I’ve been seeing ads for this winter carnival everywhere: In the tube, in TimeOut: London, on buses, in the newspapers, etc. And as a good saturation marketing campaign should work, it kind of sunk into my brain and popped out again an option for a night out. Plus, I had already looked, that week’s tickets were discounted (off-peak is what they called it, the time right before the crowds start to appear). My friends had no objections, so we bought tickets to the ice skating rink online and planned on walking over together.
When the night came upon us, we bundled up and set out for Hyde Park. We could see the lights from Winter Wonderland as we approached, the rides sticking out from the tree like a distant…well wonderland. As we got closer, and the Serpentine came into view, the carnival’s reflection appeared and glittered in the dark water. The excited screams of riders drifted towards us in the breeze. We all took a movement to stop, stare, and smile, before continuing on.
The place was bigger than expected. Through a gateway proudly proclaiming that we were now entering Winter Wonderland was a maze of roads with minimal signs and maps. We got a little lost trying to find the ice skating rink. The lights and sights dazzled us, and we were easily turned around. But eventually we made it, just in time for our 8:00pm time slot.

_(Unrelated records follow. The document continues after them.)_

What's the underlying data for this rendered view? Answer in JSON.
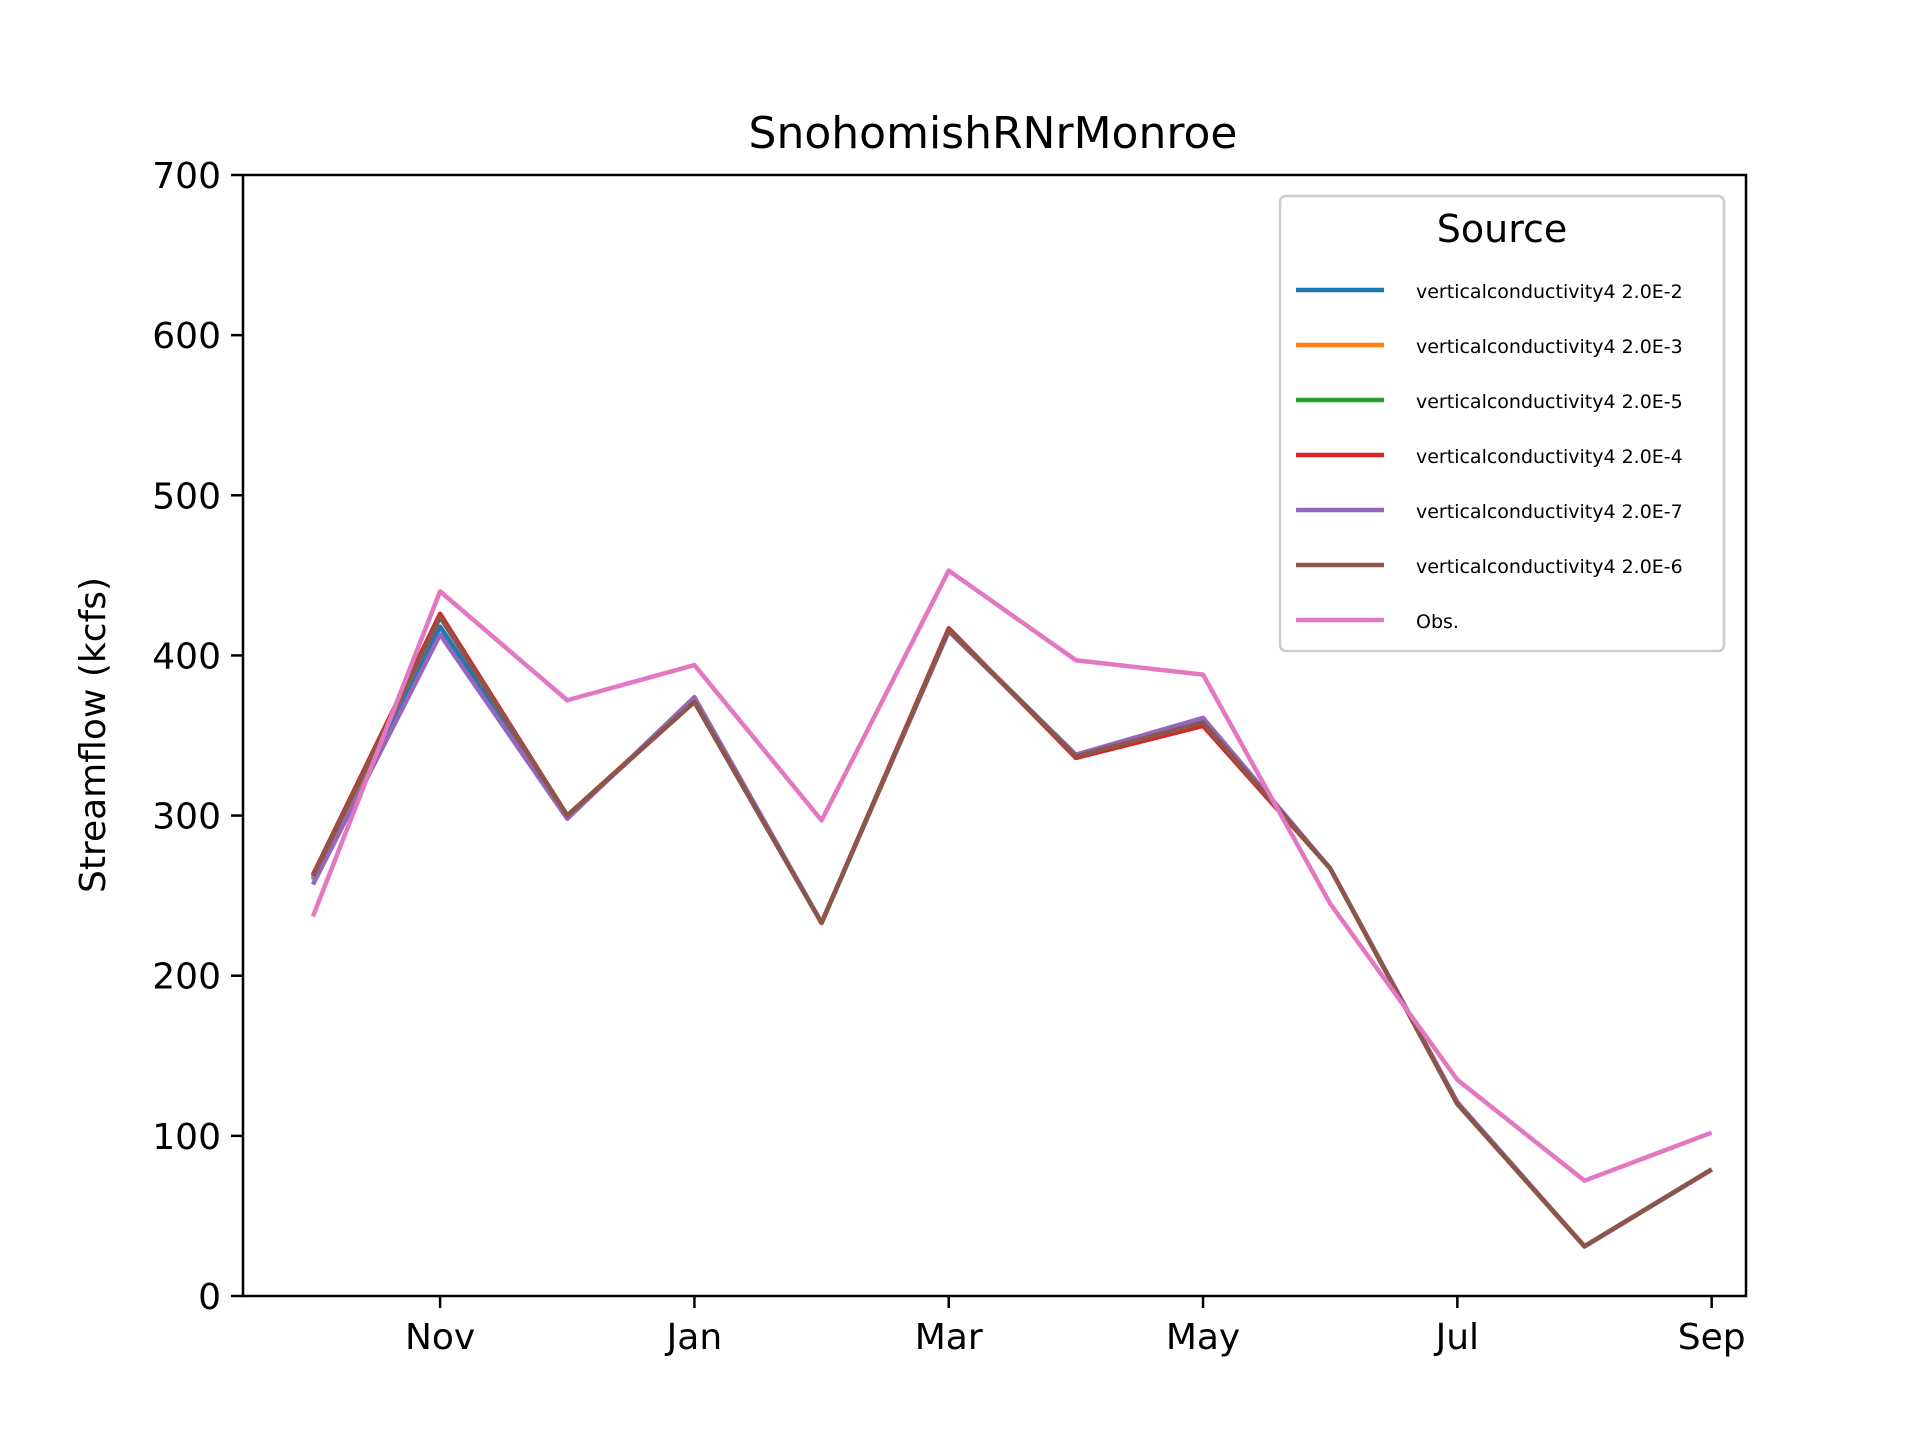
{
  "chart_data": {
    "type": "line",
    "title": "SnohomishRNrMonroe",
    "xlabel": "",
    "ylabel": "Streamflow (kcfs)",
    "ylim": [
      0,
      700
    ],
    "yticks": [
      0,
      100,
      200,
      300,
      400,
      500,
      600,
      700
    ],
    "xlim": [
      0.45,
      12.27
    ],
    "xticks": [
      {
        "label": "Nov",
        "x": 2
      },
      {
        "label": "Jan",
        "x": 4
      },
      {
        "label": "Mar",
        "x": 6
      },
      {
        "label": "May",
        "x": 8
      },
      {
        "label": "Jul",
        "x": 10
      },
      {
        "label": "Sep",
        "x": 12
      }
    ],
    "x": [
      1,
      2,
      3,
      4,
      5,
      6,
      7,
      8,
      9,
      10,
      11,
      12
    ],
    "grid": false,
    "legend": {
      "title": "Source",
      "placement": "upper right"
    },
    "series": [
      {
        "name": "verticalconductivity4 2.0E-2",
        "color": "#1f77b4",
        "values": [
          260,
          418,
          299,
          372,
          233,
          416,
          338,
          359,
          267,
          120,
          31,
          79
        ]
      },
      {
        "name": "verticalconductivity4 2.0E-3",
        "color": "#ff7f0e",
        "values": [
          261,
          424,
          300,
          372,
          233,
          416,
          337,
          357,
          267,
          120,
          31,
          79
        ]
      },
      {
        "name": "verticalconductivity4 2.0E-5",
        "color": "#2ca02c",
        "values": [
          262,
          425,
          300,
          371,
          233,
          416,
          337,
          357,
          267,
          120,
          31,
          79
        ]
      },
      {
        "name": "verticalconductivity4 2.0E-4",
        "color": "#d62728",
        "values": [
          263,
          426,
          300,
          371,
          233,
          417,
          336,
          356,
          267,
          120,
          31,
          79
        ]
      },
      {
        "name": "verticalconductivity4 2.0E-7",
        "color": "#9467bd",
        "values": [
          257,
          413,
          298,
          374,
          233,
          415,
          338,
          361,
          267,
          121,
          31,
          79
        ]
      },
      {
        "name": "verticalconductivity4 2.0E-6",
        "color": "#8c564b",
        "values": [
          262,
          424,
          300,
          371,
          233,
          416,
          337,
          358,
          267,
          120,
          31,
          79
        ]
      },
      {
        "name": "Obs.",
        "color": "#e377c2",
        "values": [
          237,
          440,
          372,
          394,
          297,
          453,
          397,
          388,
          245,
          135,
          72,
          102
        ]
      }
    ]
  }
}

After picking up our skates and checking in bags, we were out on the ice. It was a relatively small rink and the condition of the ice was terrible, but overall we had a good time. It took me a moment for my muscles to remember how to skate, but I eventually got into the swing of things. I wasn’t as good as some of guys who were quite literally skating rings around other people, showing off to all the girls in the crowd, but I wasn’t as bad as the people who refused to leave the ledge throughout the whole hour.
I did fall three times though. The first two were my fault. But the third, someone ran right into me. It had gotten pretty crowded by that point and this girl just plowed straight into me. We laughed and she apologized profusely as only the English can. Nobody was hurt.

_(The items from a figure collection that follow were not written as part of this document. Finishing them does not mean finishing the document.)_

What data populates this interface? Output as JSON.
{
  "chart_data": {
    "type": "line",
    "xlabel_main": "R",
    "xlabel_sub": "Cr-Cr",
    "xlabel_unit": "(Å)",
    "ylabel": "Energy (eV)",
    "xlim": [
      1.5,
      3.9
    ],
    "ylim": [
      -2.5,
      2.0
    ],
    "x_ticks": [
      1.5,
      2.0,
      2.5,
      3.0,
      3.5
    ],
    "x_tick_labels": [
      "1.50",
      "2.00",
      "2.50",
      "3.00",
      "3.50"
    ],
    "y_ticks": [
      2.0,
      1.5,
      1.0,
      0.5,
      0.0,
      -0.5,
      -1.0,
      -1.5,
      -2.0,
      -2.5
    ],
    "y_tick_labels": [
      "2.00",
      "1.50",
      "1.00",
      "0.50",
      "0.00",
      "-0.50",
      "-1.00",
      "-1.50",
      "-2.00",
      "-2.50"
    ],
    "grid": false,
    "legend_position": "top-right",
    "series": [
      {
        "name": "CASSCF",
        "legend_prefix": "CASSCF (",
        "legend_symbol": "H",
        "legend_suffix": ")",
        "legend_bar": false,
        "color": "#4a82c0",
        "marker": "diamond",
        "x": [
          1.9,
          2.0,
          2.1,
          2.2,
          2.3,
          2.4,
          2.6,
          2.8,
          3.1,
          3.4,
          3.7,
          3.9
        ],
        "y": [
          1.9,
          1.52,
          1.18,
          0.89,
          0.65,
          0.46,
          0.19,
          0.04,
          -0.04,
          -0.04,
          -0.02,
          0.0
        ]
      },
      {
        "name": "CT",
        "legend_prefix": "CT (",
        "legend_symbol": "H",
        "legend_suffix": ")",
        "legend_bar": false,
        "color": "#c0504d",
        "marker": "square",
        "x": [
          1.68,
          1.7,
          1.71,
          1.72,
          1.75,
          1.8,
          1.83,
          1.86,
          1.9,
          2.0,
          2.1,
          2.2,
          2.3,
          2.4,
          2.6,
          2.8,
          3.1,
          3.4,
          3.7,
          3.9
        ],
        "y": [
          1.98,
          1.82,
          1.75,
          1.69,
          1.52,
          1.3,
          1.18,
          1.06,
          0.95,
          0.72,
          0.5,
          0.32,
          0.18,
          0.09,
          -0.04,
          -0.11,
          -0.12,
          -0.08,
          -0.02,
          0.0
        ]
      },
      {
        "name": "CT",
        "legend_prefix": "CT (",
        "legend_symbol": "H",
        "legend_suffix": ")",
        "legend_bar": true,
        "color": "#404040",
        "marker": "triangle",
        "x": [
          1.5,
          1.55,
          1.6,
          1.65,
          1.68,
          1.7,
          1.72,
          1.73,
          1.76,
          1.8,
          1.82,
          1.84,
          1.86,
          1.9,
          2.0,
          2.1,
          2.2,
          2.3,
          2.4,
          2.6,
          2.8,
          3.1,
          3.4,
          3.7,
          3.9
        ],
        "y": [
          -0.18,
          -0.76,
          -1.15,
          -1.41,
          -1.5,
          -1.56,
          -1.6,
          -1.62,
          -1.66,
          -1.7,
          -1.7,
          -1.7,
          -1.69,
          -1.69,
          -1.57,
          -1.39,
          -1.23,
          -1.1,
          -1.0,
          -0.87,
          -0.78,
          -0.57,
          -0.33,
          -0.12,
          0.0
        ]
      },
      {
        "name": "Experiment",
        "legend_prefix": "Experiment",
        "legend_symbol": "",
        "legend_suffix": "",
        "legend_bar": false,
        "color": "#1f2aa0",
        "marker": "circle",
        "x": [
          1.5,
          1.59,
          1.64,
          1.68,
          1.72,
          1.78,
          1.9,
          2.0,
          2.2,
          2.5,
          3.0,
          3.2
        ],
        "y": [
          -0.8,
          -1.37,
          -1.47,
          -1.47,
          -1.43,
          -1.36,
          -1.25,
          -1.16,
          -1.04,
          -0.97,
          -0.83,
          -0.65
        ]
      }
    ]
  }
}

After our hour was up, we returned our skates, picked up our bags, and then headed out into the market and carnival. We didn’t have much money on us (it was cash only) so we just wondered about: touching all the knick-knacks and ornaments in the market stalls, staying away from the numerous and deviously tempting candy stalls, gaping at all the rides that were lit up in an obnoxious amount of lights (there was even an haunted house), drooling over the smell of the German food wafting out from the food courts, etc.
There were a ridiculous amount of pubs and mulled wine stalls. This wouldn’t have happened in the states. The more time I spend here, the more I’m realizing how Puritan America still is. In the states, drinking is common but not commonplace, whereas here, it’s everywhere. You can even get a pint on the train or in a museum. So when we saw all the alcohol in Winter Wonderland, I all that wasn’t surprised.

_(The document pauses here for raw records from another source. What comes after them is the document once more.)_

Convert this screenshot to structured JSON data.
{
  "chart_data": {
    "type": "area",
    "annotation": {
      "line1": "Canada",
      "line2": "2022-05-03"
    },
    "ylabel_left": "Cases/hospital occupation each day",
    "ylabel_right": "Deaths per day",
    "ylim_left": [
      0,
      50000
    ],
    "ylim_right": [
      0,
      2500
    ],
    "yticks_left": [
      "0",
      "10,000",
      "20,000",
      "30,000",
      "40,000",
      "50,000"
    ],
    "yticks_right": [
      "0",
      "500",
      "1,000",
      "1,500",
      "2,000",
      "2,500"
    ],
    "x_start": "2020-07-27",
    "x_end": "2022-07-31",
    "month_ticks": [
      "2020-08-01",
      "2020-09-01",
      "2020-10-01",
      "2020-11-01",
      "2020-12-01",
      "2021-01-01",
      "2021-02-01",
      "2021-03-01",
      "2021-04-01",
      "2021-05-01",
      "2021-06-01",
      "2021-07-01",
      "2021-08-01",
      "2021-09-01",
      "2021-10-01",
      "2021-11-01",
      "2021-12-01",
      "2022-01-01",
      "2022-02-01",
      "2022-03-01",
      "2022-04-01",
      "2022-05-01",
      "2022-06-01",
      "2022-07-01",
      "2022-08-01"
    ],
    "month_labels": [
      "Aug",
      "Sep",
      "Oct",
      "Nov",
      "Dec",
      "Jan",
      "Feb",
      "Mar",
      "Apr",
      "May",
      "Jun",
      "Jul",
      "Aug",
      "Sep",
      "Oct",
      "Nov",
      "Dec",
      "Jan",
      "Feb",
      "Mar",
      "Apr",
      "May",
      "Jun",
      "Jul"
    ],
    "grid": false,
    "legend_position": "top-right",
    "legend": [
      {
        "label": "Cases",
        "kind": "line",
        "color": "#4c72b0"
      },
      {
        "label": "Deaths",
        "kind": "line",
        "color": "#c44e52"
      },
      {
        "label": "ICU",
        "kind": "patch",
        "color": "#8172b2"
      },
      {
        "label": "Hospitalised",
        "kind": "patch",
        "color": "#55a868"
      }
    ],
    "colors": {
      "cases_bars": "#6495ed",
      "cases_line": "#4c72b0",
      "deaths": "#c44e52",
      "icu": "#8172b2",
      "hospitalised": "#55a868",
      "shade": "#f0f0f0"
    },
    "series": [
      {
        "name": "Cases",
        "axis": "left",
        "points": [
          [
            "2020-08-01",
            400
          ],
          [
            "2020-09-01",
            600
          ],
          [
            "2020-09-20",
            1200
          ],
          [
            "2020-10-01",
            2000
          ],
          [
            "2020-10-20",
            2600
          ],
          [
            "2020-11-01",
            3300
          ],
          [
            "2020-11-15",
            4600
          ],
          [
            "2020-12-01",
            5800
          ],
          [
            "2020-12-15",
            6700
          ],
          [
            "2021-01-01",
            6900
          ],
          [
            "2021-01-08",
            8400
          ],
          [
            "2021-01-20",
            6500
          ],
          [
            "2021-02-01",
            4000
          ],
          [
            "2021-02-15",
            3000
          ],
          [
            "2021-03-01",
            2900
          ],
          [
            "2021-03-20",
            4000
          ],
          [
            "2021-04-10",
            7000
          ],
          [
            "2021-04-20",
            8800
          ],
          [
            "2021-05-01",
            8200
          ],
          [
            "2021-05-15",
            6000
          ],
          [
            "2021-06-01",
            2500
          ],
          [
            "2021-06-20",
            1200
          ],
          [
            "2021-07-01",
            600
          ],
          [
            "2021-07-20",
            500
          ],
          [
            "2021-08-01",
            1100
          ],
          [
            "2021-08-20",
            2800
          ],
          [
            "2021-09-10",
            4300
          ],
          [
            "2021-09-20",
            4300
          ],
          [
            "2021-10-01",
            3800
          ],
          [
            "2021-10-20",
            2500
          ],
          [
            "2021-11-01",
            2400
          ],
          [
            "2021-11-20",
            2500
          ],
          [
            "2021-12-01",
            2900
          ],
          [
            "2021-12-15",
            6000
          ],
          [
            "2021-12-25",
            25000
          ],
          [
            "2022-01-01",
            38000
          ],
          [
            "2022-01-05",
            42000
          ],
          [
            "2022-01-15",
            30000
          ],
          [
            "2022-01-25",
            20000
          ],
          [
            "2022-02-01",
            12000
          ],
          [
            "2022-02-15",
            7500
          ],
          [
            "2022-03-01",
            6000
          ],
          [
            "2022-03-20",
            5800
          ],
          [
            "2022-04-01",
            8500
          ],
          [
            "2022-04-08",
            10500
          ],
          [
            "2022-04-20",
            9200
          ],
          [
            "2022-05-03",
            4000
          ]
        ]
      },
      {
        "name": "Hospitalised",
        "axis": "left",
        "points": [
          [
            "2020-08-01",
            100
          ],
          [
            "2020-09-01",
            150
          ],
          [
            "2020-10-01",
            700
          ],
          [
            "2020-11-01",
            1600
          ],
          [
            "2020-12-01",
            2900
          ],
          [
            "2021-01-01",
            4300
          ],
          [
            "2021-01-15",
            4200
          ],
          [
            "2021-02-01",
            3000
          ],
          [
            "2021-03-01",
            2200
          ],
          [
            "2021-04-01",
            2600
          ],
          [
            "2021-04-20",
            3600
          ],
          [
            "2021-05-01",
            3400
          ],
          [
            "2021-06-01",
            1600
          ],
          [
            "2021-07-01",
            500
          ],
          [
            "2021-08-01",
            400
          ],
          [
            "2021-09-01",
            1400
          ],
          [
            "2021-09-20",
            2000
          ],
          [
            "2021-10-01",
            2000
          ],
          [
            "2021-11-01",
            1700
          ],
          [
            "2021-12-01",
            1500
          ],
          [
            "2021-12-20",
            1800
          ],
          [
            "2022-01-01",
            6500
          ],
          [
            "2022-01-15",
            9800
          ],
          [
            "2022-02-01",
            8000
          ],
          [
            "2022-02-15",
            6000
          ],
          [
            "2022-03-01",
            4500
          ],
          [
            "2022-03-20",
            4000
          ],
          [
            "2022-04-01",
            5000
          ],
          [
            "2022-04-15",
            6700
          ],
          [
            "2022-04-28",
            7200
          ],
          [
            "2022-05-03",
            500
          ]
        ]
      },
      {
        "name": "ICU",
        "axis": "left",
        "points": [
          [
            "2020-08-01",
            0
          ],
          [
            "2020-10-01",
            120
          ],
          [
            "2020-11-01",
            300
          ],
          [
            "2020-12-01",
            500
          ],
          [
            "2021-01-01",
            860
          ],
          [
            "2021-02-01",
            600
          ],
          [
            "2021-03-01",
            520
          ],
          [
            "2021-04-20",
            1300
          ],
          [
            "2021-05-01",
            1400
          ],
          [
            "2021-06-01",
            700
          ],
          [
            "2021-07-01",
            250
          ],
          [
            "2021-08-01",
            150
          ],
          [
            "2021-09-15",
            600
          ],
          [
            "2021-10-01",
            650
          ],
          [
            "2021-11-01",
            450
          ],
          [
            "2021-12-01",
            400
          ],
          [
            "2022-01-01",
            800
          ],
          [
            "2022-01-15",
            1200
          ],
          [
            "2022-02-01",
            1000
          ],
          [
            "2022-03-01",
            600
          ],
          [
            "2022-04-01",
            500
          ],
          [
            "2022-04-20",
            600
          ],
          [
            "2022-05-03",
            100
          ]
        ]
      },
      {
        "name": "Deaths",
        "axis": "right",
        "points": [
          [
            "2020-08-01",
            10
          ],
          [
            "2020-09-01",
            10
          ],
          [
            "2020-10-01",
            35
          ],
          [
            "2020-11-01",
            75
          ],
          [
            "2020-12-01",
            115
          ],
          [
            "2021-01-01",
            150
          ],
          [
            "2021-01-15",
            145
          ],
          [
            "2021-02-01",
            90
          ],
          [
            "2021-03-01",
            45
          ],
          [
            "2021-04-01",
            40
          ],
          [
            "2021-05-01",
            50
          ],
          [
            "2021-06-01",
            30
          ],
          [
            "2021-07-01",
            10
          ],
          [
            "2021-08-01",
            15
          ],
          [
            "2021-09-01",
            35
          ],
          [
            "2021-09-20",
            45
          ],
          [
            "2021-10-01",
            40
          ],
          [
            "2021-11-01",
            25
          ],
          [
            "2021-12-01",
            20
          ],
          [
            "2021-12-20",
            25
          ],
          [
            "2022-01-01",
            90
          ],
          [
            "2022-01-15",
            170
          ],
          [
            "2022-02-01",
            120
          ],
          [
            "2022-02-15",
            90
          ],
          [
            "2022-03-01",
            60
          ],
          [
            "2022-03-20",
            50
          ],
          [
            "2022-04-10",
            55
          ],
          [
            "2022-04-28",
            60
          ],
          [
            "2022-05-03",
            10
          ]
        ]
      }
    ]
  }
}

We eventually couldn’t resist buying some freshly-made donuts, chowing down on the sugary goodness as we made our way out of the place. It was getting close to closing time. As we headed home through the park, we turned back and the lights were already off. The wonderland was dark and the further we went, the more the rides blended into the tree line. Eventually it looked as if it hadn’t been there at all.